The products of these processes decomposed again over time. Et voilà, you have oil and gas. Due to their low density, both oil and gas migrated upwards through the rock pores until they reached an impermeable rock layer. At this boundary, the hydrocarbons accumulated in so-called reservoir rocks. Today, we drill oil and gas wells with drilling rigs to penetrate these reservoir rocks to access and recover these energy sources.

Return to sender

The use of these fossil fuels plays an important role in France’s industry and economy. However, the growing awareness of the climate impact of burning oil and gas is calling into question the future of industrial energy consumption. After all, they are among the biggest CO₂ emitters. One response to the increasing political and social pressure for sustainability is a technology we see in Aquitaine. It should make it possible to extract CO₂ from the air and store it in rock.

Enhanced oil recovery is an industrial process that captures CO₂ underground. Its original purpose was to increase the pressure in a reservoir to increase oil production. However, this idea of reinjecting hydrocarbon fluids can also be used without further extraction of natural resources. The aim of the Pycasso project is to use the existing infrastructure of disused oil wells to inject CO₂ back into the ground. Adapter from source.
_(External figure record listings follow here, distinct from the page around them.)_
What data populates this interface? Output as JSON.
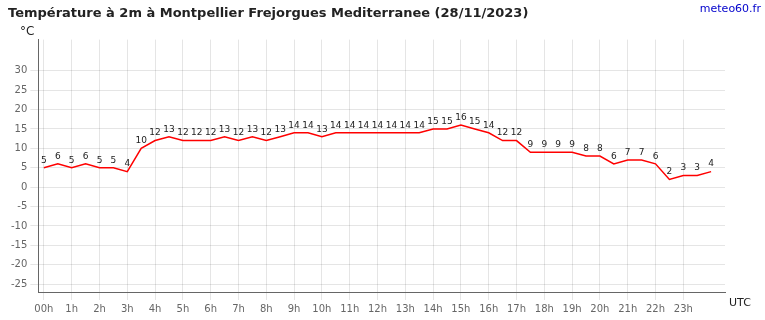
{
  "chart_data": {
    "type": "line",
    "title": "Température à 2m à Montpellier Frejorgues Mediterranee (28/11/2023)",
    "ylabel": "°C",
    "xlabel": "UTC",
    "annotations": [
      {
        "text": "meteo60.fr",
        "color": "#0000cc"
      }
    ],
    "x": [
      0,
      0.5,
      1,
      1.5,
      2,
      2.5,
      3,
      3.5,
      4,
      4.5,
      5,
      5.5,
      6,
      6.5,
      7,
      7.5,
      8,
      8.5,
      9,
      9.5,
      10,
      10.5,
      11,
      11.5,
      12,
      12.5,
      13,
      13.5,
      14,
      14.5,
      15,
      15.5,
      16,
      16.5,
      17,
      17.5,
      18,
      18.5,
      19,
      19.5,
      20,
      20.5,
      21,
      21.5,
      22,
      22.5,
      23,
      23.5,
      24
    ],
    "values": [
      5,
      6,
      5,
      6,
      5,
      5,
      4,
      10,
      12,
      13,
      12,
      12,
      12,
      13,
      12,
      13,
      12,
      13,
      14,
      14,
      13,
      14,
      14,
      14,
      14,
      14,
      14,
      14,
      15,
      15,
      16,
      15,
      14,
      12,
      12,
      9,
      9,
      9,
      9,
      8,
      8,
      6,
      7,
      7,
      6,
      2,
      3,
      3,
      4
    ],
    "color": "#ff0000",
    "xlim": [
      -0.2,
      24.5
    ],
    "xticks": [
      {
        "value": 0,
        "label": "00h"
      },
      {
        "value": 1,
        "label": "1h"
      },
      {
        "value": 2,
        "label": "2h"
      },
      {
        "value": 3,
        "label": "3h"
      },
      {
        "value": 4,
        "label": "4h"
      },
      {
        "value": 5,
        "label": "5h"
      },
      {
        "value": 6,
        "label": "6h"
      },
      {
        "value": 7,
        "label": "7h"
      },
      {
        "value": 8,
        "label": "8h"
      },
      {
        "value": 9,
        "label": "9h"
      },
      {
        "value": 10,
        "label": "10h"
      },
      {
        "value": 11,
        "label": "11h"
      },
      {
        "value": 12,
        "label": "12h"
      },
      {
        "value": 13,
        "label": "13h"
      },
      {
        "value": 14,
        "label": "14h"
      },
      {
        "value": 15,
        "label": "15h"
      },
      {
        "value": 16,
        "label": "16h"
      },
      {
        "value": 17,
        "label": "17h"
      },
      {
        "value": 18,
        "label": "18h"
      },
      {
        "value": 19,
        "label": "19h"
      },
      {
        "value": 20,
        "label": "20h"
      },
      {
        "value": 21,
        "label": "21h"
      },
      {
        "value": 22,
        "label": "22h"
      },
      {
        "value": 23,
        "label": "23h"
      }
    ],
    "ylim": [
      -27,
      38
    ],
    "yticks": [
      -25,
      -20,
      -15,
      -10,
      -5,
      0,
      5,
      10,
      15,
      20,
      25,
      30
    ],
    "grid": true,
    "data_labels": true
  }
}
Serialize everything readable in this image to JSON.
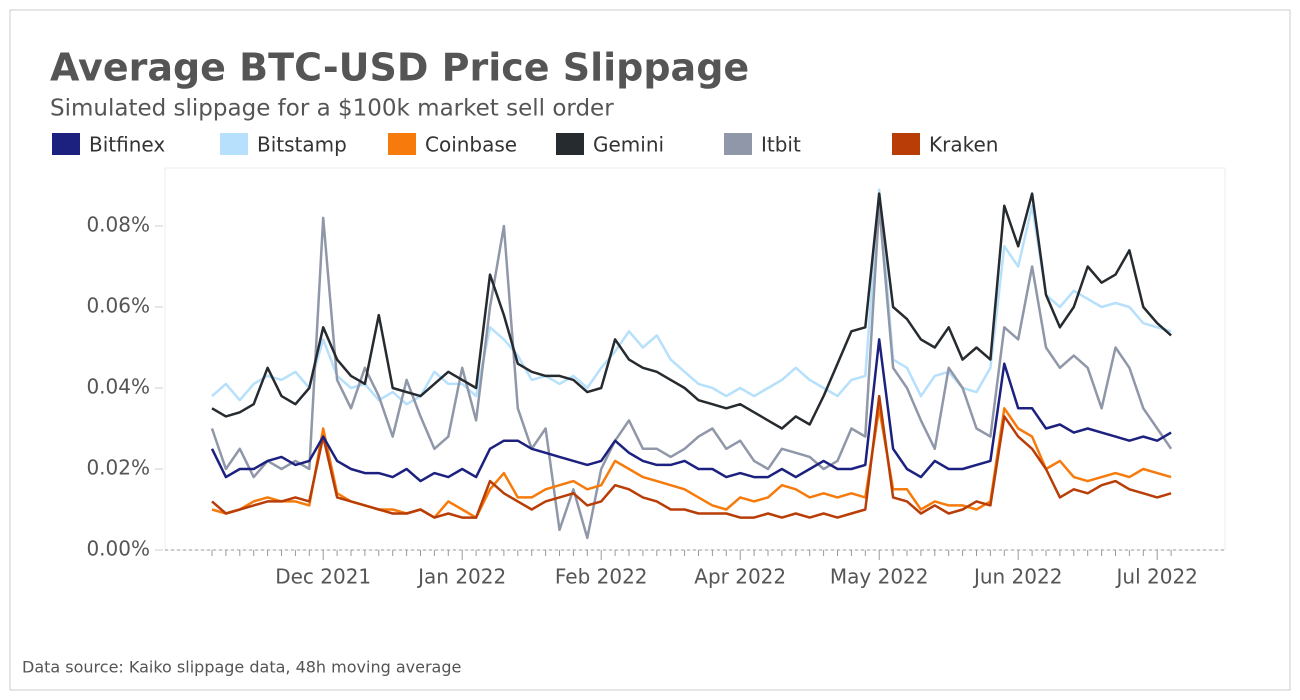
{
  "chart_data": {
    "type": "line",
    "title": "Average BTC-USD Price Slippage",
    "subtitle": "Simulated slippage for a $100k market sell order",
    "source": "Data source: Kaiko slippage data, 48h moving average",
    "categories": [
      null,
      null,
      null,
      null,
      null,
      null,
      null,
      null,
      "Dec 2021",
      null,
      null,
      null,
      null,
      null,
      null,
      null,
      null,
      null,
      "Jan 2022",
      null,
      null,
      null,
      null,
      null,
      null,
      null,
      null,
      null,
      "Feb 2022",
      null,
      null,
      null,
      null,
      null,
      null,
      null,
      null,
      null,
      "Apr 2022",
      null,
      null,
      null,
      null,
      null,
      null,
      null,
      null,
      null,
      "May 2022",
      null,
      null,
      null,
      null,
      null,
      null,
      null,
      null,
      null,
      "Jun 2022",
      null,
      null,
      null,
      null,
      null,
      null,
      null,
      null,
      null,
      "Jul 2022",
      null
    ],
    "ylim": [
      0,
      0.094
    ],
    "yticks": [
      {
        "value": 0,
        "label": "0.00%"
      },
      {
        "value": 0.02,
        "label": "0.02%"
      },
      {
        "value": 0.04,
        "label": "0.04%"
      },
      {
        "value": 0.06,
        "label": "0.06%"
      },
      {
        "value": 0.08,
        "label": "0.08%"
      }
    ],
    "series": [
      {
        "name": "Bitfinex",
        "color": "#1c2180",
        "values": [
          0.025,
          0.018,
          0.02,
          0.02,
          0.022,
          0.023,
          0.021,
          0.022,
          0.028,
          0.022,
          0.02,
          0.019,
          0.019,
          0.018,
          0.02,
          0.017,
          0.019,
          0.018,
          0.02,
          0.018,
          0.025,
          0.027,
          0.027,
          0.025,
          0.024,
          0.023,
          0.022,
          0.021,
          0.022,
          0.027,
          0.024,
          0.022,
          0.021,
          0.021,
          0.022,
          0.02,
          0.02,
          0.018,
          0.019,
          0.018,
          0.018,
          0.02,
          0.018,
          0.02,
          0.022,
          0.02,
          0.02,
          0.021,
          0.052,
          0.025,
          0.02,
          0.018,
          0.022,
          0.02,
          0.02,
          0.021,
          0.022,
          0.046,
          0.035,
          0.035,
          0.03,
          0.031,
          0.029,
          0.03,
          0.029,
          0.028,
          0.027,
          0.028,
          0.027,
          0.029
        ]
      },
      {
        "name": "Bitstamp",
        "color": "#b6e0fb",
        "values": [
          0.038,
          0.041,
          0.037,
          0.041,
          0.043,
          0.042,
          0.044,
          0.04,
          0.052,
          0.043,
          0.04,
          0.041,
          0.037,
          0.039,
          0.036,
          0.038,
          0.044,
          0.041,
          0.041,
          0.038,
          0.055,
          0.052,
          0.048,
          0.042,
          0.043,
          0.041,
          0.043,
          0.04,
          0.045,
          0.049,
          0.054,
          0.05,
          0.053,
          0.047,
          0.044,
          0.041,
          0.04,
          0.038,
          0.04,
          0.038,
          0.04,
          0.042,
          0.045,
          0.042,
          0.04,
          0.038,
          0.042,
          0.043,
          0.089,
          0.047,
          0.045,
          0.038,
          0.043,
          0.044,
          0.04,
          0.039,
          0.045,
          0.075,
          0.07,
          0.085,
          0.063,
          0.06,
          0.064,
          0.062,
          0.06,
          0.061,
          0.06,
          0.056,
          0.055,
          0.054
        ]
      },
      {
        "name": "Coinbase",
        "color": "#f77b0c",
        "values": [
          0.01,
          0.009,
          0.01,
          0.012,
          0.013,
          0.012,
          0.012,
          0.011,
          0.03,
          0.014,
          0.012,
          0.011,
          0.01,
          0.01,
          0.009,
          0.01,
          0.008,
          0.012,
          0.01,
          0.008,
          0.015,
          0.019,
          0.013,
          0.013,
          0.015,
          0.016,
          0.017,
          0.015,
          0.016,
          0.022,
          0.02,
          0.018,
          0.017,
          0.016,
          0.015,
          0.013,
          0.011,
          0.01,
          0.013,
          0.012,
          0.013,
          0.016,
          0.015,
          0.013,
          0.014,
          0.013,
          0.014,
          0.013,
          0.035,
          0.015,
          0.015,
          0.01,
          0.012,
          0.011,
          0.011,
          0.01,
          0.012,
          0.035,
          0.03,
          0.028,
          0.02,
          0.022,
          0.018,
          0.017,
          0.018,
          0.019,
          0.018,
          0.02,
          0.019,
          0.018
        ]
      },
      {
        "name": "Gemini",
        "color": "#262b30",
        "values": [
          0.035,
          0.033,
          0.034,
          0.036,
          0.045,
          0.038,
          0.036,
          0.04,
          0.055,
          0.047,
          0.043,
          0.041,
          0.058,
          0.04,
          0.039,
          0.038,
          0.041,
          0.044,
          0.042,
          0.04,
          0.068,
          0.058,
          0.046,
          0.044,
          0.043,
          0.043,
          0.042,
          0.039,
          0.04,
          0.052,
          0.047,
          0.045,
          0.044,
          0.042,
          0.04,
          0.037,
          0.036,
          0.035,
          0.036,
          0.034,
          0.032,
          0.03,
          0.033,
          0.031,
          0.038,
          0.046,
          0.054,
          0.055,
          0.088,
          0.06,
          0.057,
          0.052,
          0.05,
          0.055,
          0.047,
          0.05,
          0.047,
          0.085,
          0.075,
          0.088,
          0.063,
          0.055,
          0.06,
          0.07,
          0.066,
          0.068,
          0.074,
          0.06,
          0.056,
          0.053
        ]
      },
      {
        "name": "Itbit",
        "color": "#8f97a8",
        "values": [
          0.03,
          0.02,
          0.025,
          0.018,
          0.022,
          0.02,
          0.022,
          0.02,
          0.082,
          0.042,
          0.035,
          0.045,
          0.038,
          0.028,
          0.042,
          0.033,
          0.025,
          0.028,
          0.045,
          0.032,
          0.06,
          0.08,
          0.035,
          0.025,
          0.03,
          0.005,
          0.015,
          0.003,
          0.02,
          0.027,
          0.032,
          0.025,
          0.025,
          0.023,
          0.025,
          0.028,
          0.03,
          0.025,
          0.027,
          0.022,
          0.02,
          0.025,
          0.024,
          0.023,
          0.02,
          0.022,
          0.03,
          0.028,
          0.085,
          0.045,
          0.04,
          0.032,
          0.025,
          0.045,
          0.04,
          0.03,
          0.028,
          0.055,
          0.052,
          0.07,
          0.05,
          0.045,
          0.048,
          0.045,
          0.035,
          0.05,
          0.045,
          0.035,
          0.03,
          0.025
        ]
      },
      {
        "name": "Kraken",
        "color": "#b83d06",
        "values": [
          0.012,
          0.009,
          0.01,
          0.011,
          0.012,
          0.012,
          0.013,
          0.012,
          0.028,
          0.013,
          0.012,
          0.011,
          0.01,
          0.009,
          0.009,
          0.01,
          0.008,
          0.009,
          0.008,
          0.008,
          0.017,
          0.014,
          0.012,
          0.01,
          0.012,
          0.013,
          0.014,
          0.011,
          0.012,
          0.016,
          0.015,
          0.013,
          0.012,
          0.01,
          0.01,
          0.009,
          0.009,
          0.009,
          0.008,
          0.008,
          0.009,
          0.008,
          0.009,
          0.008,
          0.009,
          0.008,
          0.009,
          0.01,
          0.038,
          0.013,
          0.012,
          0.009,
          0.011,
          0.009,
          0.01,
          0.012,
          0.011,
          0.033,
          0.028,
          0.025,
          0.02,
          0.013,
          0.015,
          0.014,
          0.016,
          0.017,
          0.015,
          0.014,
          0.013,
          0.014
        ]
      }
    ]
  }
}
The large-scale Pycasso project with more than 200 participants aims to capture some of the CO2 emissions from regional industry in southern France and north-eastern Spain and store them underground. To achieve this, industrial waste gases are to be chemically filtered directly at the point of origin and the CO₂ extracted. Some of the CO₂ will then be used in other industrial sectors such as plant production. The rest will then be stored underground. The idea is to use the existing oil and gas industry infrastructure in Aquitaine for the transportation and storage of the captured CO2. In the first phase of the project, one million tons of CO₂ per year and 5 million tons of CO₂ in the long term are to be returned to where it originally came from. Return to sender, so to speak.

Risks and objections

The IPCC (Intergovernmental Panel on Climate Change) lists carbon capture and storage technology as one of the methods we can use to store excess CO₂ in the long term. However, the effect of the technology is limited. Only a fraction of the CO₂ emitted can be captured. In addition, a great deal of energy is required for carbon capture and storage. The infiltration of fluids into rock layers underground also entails an increase in seismicity. This creates new risks such as gas leaks in pipelines.

In this blog, we want to highlight that the principle of CO₂ storage in rocks and sediments is not at all a human invention. The oil and gas reserves that we use today consist of carbon deposited in the past in the form of biomass. Even today, measures such as peatland restoration and reforestation are still among the most efficient methods of removing CO₂ from the atmosphere. And above all, they do not involve any technical risks. One should thus conclude that carbon capture can make a small contribution to storing CO₂. However, in order to meet the 2-degree target, we need to reduce emissions and take additional measures to bind CO₂ naturally. Take your bike instead of the car sometimes, is already a good start.

NB: Blogs in other languages than English are all auto-translated. Our writers are not responsible for any language and spelling mistakes.